L'agriculture française à la croisée des chemins technologiques

Confrontée au réchauffement climatique, à l'érosion de la biodiversité, à l'appauvrissement des sols et aux risques sanitaires croissants comme l'a démontré la récente épizootie de dermatose nodulaire contagieuse touchant les bovins français, l'agriculture nationale se trouve dans l'obligation impérieuse de réinventer son modèle. Dans un contexte de compétition internationale accrue, la robotisation, l'intelligence artificielle, les nouvelles semences, les images satellitaires et l'agrivoltaïsme émergent comme des solutions technologiques prometteuses pour construire une agriculture plus durable et résiliente.

Une technologie qui "pullule" dans les campagnes

Isabelle Moquet décrit avec inquiétude les projets qui "pullulent" dans sa région du sud de la Vienne, territoire traditionnellement dédié à l'élevage et relativement isolé. Éric Duputier évoque quant à lui "7 000 hectares de programmes sur la seule communauté de communes". Ces deux agriculteurs militants siègent au bureau des Prés survoltés, une association locale farouchement opposée au développement de l'agrivoltaïsme. "On prétend que cette technologie va sauver l'agriculture et le climat, or elle ne fera ni l'un ni l'autre", tempêtent-ils avec conviction.

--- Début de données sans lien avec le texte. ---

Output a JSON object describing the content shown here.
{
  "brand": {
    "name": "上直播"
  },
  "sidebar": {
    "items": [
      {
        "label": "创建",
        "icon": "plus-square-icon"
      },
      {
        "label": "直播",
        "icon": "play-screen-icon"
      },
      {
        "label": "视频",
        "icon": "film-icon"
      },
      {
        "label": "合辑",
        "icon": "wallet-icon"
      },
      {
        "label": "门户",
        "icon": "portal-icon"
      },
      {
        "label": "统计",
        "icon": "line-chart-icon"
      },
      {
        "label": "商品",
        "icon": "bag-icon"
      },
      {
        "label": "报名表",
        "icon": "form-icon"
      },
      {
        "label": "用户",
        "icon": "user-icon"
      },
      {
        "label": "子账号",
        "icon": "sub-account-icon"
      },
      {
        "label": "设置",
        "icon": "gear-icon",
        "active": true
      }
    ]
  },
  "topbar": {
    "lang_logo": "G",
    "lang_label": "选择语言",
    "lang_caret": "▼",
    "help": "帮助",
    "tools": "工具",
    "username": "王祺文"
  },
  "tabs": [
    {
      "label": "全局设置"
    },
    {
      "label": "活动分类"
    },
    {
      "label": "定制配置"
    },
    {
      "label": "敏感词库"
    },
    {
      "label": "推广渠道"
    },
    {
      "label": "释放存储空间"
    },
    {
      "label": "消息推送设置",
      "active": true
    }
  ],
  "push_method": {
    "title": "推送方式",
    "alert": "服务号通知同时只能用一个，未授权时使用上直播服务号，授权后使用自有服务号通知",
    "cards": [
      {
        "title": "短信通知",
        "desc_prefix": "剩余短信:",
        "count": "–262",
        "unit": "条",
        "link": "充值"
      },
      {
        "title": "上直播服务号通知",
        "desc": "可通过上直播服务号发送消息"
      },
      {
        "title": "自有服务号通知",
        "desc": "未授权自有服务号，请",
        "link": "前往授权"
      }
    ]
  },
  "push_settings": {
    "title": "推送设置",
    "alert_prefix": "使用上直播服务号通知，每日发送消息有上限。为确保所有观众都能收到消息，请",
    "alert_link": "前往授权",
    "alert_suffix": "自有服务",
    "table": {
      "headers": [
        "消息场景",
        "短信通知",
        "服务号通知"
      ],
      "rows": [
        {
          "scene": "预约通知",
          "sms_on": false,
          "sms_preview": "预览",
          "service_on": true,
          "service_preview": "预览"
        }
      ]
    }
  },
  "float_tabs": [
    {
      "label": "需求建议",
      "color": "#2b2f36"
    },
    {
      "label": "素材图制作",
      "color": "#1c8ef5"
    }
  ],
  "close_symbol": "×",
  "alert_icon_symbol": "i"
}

Un cadre légal récent mais contesté

Apparue dans les années 2010, cette forme de production électrique combine, comme son nom l'indique clairement, activité agricole et production photovoltaïque. Concrètement, une entreprise spécialisée loue des terres à un agriculteur pour y installer des panneaux solaires surélevés à quelques mètres du sol, permettant la poursuite des activités d'élevage ou de culture en dessous. La pratique a été officiellement encadrée par la loi Aper en 2023, qui stipule notamment que l'activité agricole doit rester la source principale de revenus et que les panneaux ne peuvent couvrir plus de 40% des surfaces exploitables.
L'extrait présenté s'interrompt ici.